What makes the current moment editorially significant is the degree to which state mechanics have insulated local governments from federal turbulence. Most states that built solar infrastructure programs in the early 2020s leaned heavily on federal IRA dollars and EPA grants. Minnesota did too, and the Solar for All termination fight is real and unresolved. But the programs producing February's procurement burst, Solar for Schools and Solar on Public Buildings, are funded through state appropriations and administered by state staff. A federal reversal does not stop a school district in International Falls from getting a Commerce Department check.
There is a human dimension worth noting. The 2023 law that expanded these programs was championed in the House by Speaker Melissa Hortman, who was assassinated in June 2025. A 2026 bill, HF3556, would rename the community solar garden program in her honor. The procurement surge happening right now is, in a real sense, running on the policy infrastructure she built.

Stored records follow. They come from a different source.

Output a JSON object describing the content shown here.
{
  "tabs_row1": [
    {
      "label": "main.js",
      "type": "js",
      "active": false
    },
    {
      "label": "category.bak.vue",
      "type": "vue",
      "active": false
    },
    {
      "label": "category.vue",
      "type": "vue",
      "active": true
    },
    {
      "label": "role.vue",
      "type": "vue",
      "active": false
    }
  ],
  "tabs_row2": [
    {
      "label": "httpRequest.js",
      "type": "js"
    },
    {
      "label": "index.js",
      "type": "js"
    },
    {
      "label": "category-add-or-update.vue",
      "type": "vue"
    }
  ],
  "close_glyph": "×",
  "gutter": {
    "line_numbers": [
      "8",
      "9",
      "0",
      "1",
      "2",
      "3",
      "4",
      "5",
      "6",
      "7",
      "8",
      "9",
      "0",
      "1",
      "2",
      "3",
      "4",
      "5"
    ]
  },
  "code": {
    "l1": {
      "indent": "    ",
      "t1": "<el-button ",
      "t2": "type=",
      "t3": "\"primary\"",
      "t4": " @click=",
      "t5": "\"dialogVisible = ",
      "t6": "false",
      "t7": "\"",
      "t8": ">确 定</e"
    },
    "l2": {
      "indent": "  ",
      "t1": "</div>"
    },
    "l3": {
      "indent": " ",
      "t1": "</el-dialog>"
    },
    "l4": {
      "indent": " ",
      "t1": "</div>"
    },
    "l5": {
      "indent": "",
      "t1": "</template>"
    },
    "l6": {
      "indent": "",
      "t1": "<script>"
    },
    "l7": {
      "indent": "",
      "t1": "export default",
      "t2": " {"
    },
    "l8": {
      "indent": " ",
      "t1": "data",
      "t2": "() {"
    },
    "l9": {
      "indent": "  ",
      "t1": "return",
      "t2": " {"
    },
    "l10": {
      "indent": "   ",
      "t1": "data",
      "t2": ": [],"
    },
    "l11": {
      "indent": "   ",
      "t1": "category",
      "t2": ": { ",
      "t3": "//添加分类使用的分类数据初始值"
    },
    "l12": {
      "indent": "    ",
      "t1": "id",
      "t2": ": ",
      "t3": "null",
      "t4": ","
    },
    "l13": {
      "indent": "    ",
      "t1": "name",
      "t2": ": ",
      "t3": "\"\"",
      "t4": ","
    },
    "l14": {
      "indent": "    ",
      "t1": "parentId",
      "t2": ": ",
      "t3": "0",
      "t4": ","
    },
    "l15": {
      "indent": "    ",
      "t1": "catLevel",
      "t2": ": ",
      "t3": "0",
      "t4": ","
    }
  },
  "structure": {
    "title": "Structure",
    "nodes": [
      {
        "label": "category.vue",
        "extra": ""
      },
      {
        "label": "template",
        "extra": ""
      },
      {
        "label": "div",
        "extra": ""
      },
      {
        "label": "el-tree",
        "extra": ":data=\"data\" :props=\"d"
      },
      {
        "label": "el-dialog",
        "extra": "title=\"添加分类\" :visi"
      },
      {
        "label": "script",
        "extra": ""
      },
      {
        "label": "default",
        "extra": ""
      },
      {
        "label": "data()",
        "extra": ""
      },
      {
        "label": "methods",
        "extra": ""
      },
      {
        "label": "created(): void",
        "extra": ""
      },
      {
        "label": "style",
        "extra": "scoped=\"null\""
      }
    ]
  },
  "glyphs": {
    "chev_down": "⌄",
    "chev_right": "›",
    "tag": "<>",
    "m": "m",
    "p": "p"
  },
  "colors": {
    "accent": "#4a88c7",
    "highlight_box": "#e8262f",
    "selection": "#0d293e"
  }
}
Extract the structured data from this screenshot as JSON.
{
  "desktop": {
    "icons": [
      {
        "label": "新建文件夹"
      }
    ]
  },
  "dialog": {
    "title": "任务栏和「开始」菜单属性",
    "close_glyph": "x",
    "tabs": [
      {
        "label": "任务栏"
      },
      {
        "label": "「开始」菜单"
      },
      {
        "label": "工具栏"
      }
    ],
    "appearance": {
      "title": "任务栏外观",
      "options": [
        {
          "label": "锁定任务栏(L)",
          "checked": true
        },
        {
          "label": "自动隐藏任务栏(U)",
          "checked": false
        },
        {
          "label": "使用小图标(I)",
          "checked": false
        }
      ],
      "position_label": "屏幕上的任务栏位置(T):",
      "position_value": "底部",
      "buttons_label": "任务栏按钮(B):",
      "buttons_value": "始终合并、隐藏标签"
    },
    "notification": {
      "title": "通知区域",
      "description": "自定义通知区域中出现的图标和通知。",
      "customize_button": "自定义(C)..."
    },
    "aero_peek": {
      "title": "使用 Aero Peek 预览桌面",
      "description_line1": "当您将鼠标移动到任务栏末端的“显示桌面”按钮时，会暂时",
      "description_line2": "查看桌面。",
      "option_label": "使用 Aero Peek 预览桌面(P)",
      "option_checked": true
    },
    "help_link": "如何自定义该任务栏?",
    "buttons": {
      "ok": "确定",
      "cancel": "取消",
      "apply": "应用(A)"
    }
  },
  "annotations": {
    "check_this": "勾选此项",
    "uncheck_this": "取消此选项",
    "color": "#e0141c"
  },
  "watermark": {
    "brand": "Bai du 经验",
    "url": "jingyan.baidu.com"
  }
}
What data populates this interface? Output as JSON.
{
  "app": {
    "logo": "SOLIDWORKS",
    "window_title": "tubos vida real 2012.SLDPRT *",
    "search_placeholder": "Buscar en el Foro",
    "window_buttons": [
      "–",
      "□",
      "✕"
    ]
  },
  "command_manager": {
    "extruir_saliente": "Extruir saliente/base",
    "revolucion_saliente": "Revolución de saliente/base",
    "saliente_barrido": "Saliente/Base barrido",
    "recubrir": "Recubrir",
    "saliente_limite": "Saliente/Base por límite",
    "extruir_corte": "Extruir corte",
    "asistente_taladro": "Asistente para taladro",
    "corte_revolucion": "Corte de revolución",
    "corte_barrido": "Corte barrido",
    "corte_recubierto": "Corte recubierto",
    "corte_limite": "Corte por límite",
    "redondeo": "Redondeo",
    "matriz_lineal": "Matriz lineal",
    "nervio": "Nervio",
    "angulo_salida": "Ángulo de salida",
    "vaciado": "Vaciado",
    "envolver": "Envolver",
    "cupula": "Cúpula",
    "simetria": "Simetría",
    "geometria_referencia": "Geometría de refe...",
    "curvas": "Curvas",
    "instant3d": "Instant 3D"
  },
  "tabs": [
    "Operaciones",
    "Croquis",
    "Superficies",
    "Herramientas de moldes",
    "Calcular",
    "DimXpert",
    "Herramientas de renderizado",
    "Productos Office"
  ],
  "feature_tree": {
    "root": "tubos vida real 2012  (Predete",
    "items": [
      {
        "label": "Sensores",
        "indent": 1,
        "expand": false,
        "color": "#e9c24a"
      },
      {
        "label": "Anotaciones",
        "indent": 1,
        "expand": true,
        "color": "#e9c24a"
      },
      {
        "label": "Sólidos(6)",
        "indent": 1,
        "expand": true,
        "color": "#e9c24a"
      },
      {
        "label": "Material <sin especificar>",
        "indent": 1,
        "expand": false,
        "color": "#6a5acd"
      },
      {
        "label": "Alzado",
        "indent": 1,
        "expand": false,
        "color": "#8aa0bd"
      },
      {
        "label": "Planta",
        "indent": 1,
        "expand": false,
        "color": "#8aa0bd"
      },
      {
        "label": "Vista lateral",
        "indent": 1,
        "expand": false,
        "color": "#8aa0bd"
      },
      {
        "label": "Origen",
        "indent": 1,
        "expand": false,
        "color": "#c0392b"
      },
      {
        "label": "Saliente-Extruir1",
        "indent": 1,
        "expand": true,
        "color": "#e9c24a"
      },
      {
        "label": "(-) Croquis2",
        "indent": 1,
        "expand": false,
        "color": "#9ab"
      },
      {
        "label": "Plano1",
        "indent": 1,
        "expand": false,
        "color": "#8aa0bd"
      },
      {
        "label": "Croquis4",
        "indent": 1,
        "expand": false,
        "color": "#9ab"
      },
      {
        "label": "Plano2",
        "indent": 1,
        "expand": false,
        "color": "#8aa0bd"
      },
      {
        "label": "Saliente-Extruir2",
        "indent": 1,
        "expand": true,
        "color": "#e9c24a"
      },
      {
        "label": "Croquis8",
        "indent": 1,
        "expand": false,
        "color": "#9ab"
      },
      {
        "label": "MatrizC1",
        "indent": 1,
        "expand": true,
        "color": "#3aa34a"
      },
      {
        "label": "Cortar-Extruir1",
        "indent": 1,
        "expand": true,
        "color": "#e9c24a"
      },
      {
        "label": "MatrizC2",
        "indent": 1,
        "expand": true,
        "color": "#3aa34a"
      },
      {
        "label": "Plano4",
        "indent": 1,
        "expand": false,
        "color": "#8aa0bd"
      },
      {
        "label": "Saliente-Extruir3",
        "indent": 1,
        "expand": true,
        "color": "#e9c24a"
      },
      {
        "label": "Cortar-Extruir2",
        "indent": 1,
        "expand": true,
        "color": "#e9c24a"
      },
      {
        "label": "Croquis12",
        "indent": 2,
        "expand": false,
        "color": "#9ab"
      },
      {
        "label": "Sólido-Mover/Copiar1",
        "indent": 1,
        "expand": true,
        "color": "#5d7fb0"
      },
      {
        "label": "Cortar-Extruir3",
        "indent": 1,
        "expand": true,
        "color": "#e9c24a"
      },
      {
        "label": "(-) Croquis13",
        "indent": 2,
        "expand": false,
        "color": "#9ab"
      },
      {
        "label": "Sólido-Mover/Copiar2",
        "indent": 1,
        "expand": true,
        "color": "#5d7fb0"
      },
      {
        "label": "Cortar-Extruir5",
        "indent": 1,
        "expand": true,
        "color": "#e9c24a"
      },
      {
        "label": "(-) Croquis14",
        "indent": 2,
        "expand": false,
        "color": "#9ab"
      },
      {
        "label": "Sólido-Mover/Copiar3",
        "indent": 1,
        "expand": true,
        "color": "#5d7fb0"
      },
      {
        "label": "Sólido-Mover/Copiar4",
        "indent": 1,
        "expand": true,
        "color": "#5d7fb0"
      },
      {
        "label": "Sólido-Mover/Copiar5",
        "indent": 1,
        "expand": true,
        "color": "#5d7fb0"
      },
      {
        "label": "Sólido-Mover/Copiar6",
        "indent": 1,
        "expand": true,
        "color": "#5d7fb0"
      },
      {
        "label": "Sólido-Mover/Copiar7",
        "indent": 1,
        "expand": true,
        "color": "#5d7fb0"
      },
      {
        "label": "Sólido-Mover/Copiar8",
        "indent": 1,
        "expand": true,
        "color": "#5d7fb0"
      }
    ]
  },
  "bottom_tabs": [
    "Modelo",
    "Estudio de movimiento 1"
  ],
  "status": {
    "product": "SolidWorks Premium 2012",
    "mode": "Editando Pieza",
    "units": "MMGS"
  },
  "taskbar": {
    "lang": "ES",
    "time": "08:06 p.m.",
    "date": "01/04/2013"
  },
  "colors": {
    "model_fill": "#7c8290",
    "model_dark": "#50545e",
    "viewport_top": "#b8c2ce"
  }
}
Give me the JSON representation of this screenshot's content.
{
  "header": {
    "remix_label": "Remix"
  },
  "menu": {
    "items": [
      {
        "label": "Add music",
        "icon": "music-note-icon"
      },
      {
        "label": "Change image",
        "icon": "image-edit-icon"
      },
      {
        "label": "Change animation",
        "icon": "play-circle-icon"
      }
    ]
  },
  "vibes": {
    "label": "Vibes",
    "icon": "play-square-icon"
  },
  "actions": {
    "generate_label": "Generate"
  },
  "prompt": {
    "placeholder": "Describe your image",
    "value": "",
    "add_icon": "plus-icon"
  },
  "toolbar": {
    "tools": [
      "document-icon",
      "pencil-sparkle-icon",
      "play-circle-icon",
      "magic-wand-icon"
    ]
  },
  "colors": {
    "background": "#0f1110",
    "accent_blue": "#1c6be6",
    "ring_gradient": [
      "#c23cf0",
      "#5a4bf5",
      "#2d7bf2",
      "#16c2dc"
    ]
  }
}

The next signal to watch is the July 2 Solar for Schools deadline. If the pipeline of RFPs currently circulating converts to signed contracts and submitted grant applications at the rate suggested by February's activity, the 2026 round will likely be oversubscribed again, forcing the Legislature, when it reconvenes, to decide whether to fund a third round expansion. Separately, the outcome of Minnesota's legal challenge to the EPA's Solar for All termination could determine whether the $62 million eventually reaches the low-income communities it was designed to serve. The state-funded machine will keep running either way.